It's another drug-filled journey as our two favourite stoners now try and save Christmas.
★ ★ ★ ★ ☆ I'm guessing this is one of the ones I'm going to have arguments about.
Something I often consider in this category of how central a role Christmas plays in the plot and narrative. Inarguably, in 3D Christmas, the festive season is key to everything that's going on. The plot centres around the acquisition of a suitable Christmas tree, and the timeframe is set by the family being out at midnight mass. Christmas parties, gifts and Santa then play a central role.
The message of the film is set through Harold's development, as he realises that the important thing about Christmas is to be with family and friends, to forgive others and yourself; and how sweating the details is a needless distraction in this goal. In the end all the characters have a great Christmas, despite all they've been through, because they're all together. That, to my mind, is what Christmas is all about.
However, I see pot more as a summer drug.
Ho-ho-who's in it?
★ ★ ★ ★ ★ John Cho and Kal Penn have been through a lot since their original drug-infused trip to Whitecastle. Cho has done the acting rounds, featuring as Sulu in the 2009 Star Trek rebirth and its sequel (as well as featuring across scores of films and television series). Meanwhile Penn, having spent two season on House, has taken up the position of Associate Director at the White House Office of Public Engagement. As such, it's really impressive to see them both reprise such irreverent roles.
There are some strong references to the development of the past years from Adrian (CollegeHumor's Amir Blumenfeld) who remarks of Harold "Can we drop this tree off at Sulu's and head to the city?" and explains to Kumar that "I told her you work for the White House", with the Associate Director responding "Yeah, like anyone's gonna believe that."
We also see a return of Neil Patrick Harris, who does a fantastic job of playing a character who's less of a self-parody and more of a complete reversal, shunning his homosexuality (he came out after the original Harold & Kumar) as a ruse "for the p-tang". Harris's real-life partner David Burtka also features this time around, further cementing the pretension that their relationship is a sham. He's a really fun character that NPH brings a strange believability to.
There's also Danny Trejo, as Harold's nightmare father-in-law. This is a genius bit of casting, as Trejo moves between his traditional, aggressive hard-man image, and that of a doting father who loves Christmas. Seeing him smile at the sight of a Christmas tree is the most unnerving moment of the production. In fact, I'd put this up as one of Trejo's best films. It's no Machete, but he totally owns the character.
The rest of the background cast is strong too. Amir Blumenfeld makes a great debut, Rosenberg and Goldstein return briefly for a few laughs, and Jake Johnson (him off New Girl) and Patton Oswalt make solid cameos. Wafflebot is very enjoyable too, proving a key member of the ensemble.

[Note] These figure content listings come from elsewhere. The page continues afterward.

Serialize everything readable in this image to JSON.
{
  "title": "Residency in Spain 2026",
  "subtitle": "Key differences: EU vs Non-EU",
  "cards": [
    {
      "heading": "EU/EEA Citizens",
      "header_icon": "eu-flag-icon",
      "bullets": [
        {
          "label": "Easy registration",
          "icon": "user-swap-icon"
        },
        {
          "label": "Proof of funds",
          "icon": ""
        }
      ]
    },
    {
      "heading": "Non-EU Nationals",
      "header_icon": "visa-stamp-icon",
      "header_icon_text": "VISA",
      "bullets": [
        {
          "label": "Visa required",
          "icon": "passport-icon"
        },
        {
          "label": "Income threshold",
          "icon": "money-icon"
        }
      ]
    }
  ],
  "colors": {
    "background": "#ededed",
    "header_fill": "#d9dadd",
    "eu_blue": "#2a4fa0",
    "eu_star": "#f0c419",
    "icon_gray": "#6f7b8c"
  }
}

★ ★ ☆ ☆ ☆ 3D Christmas is an 18, which fairly promptly rules out the original intention of this category. For those wondering, and presumably not paying attention, the BBFC cites the reasoning as "contains frequent drug use" which, considering a young child has a bad cocaine trip, isn't one bit surprising.

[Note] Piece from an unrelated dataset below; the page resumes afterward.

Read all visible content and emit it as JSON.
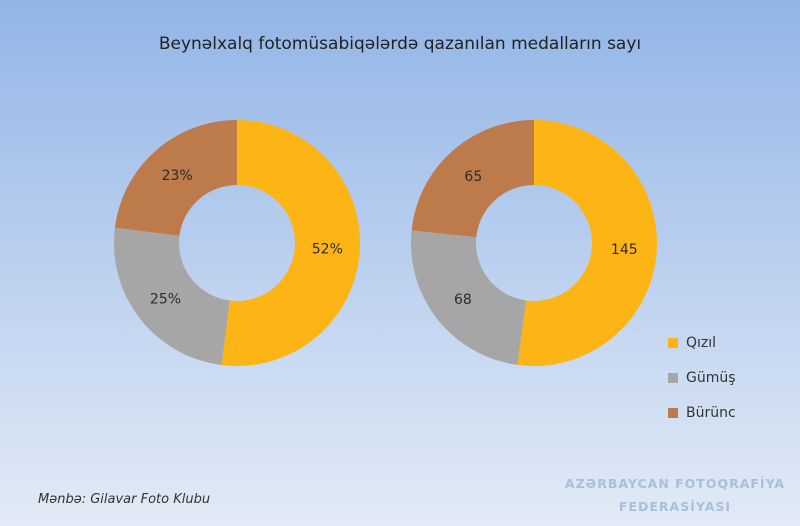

What brings the marks up slightly here is that I honestly think the humour, clearly aimed at the teenage/stoner audience, has some legs. There are plenty of jokes my dad (who is very much not a teenager or stoner) would find very entertaining and, liberal sex/drug-humour aside, the tone of the film is very warm and cheery. Even when not hilarious, it's amusing.
I would note though that it's not a film for the "easily offended" or even the "moderately easily offended". But, heck, that doesn't mean some of the family won't appreciate it.
★ ★ ★ ★ ☆ You know, there are a lot of Christmas tunes in 3D Christmas. It opens with "It's Beginning to Look a Lot Like Christmas" and ends on "Have Yourself a Merry Little Christmas". More importantly, it doesn't mess with them. By which I mean, it doesn't do this horrible comedic trope of interrupting a piece of music to make a contrast. Like I said in the first section of this review, the Christmas spirit is honestly heartfelt.
There's also a solid soundtrack, which features what I always refer to as the "Die Hard school of Christmas music", where traditional tunes are merged into the soundtrack. For example, this track (Spotify) which merges Carol of the Bells with a heist theme. For me, this sort of composition is always a huge win in this category.
And on top of all of that, a lot of the soundtrack features sleigh bells. What more could you want?
★ ★ ★ ★ ☆
I'm honestly surprised. I was delaying this one because I assumed I'd hate it. On the surface, it's a cheap cash-in on the popular franchise, the readily-accessible Christmas movie market and the rise of the 3D gimmick (which is self-referenced a few times). But it's funny, nice and carries a sincere message. The humour is certainly not everyone's tastes, but if you enjoy lewd irreverent humour then this might just be the Christmas film for you.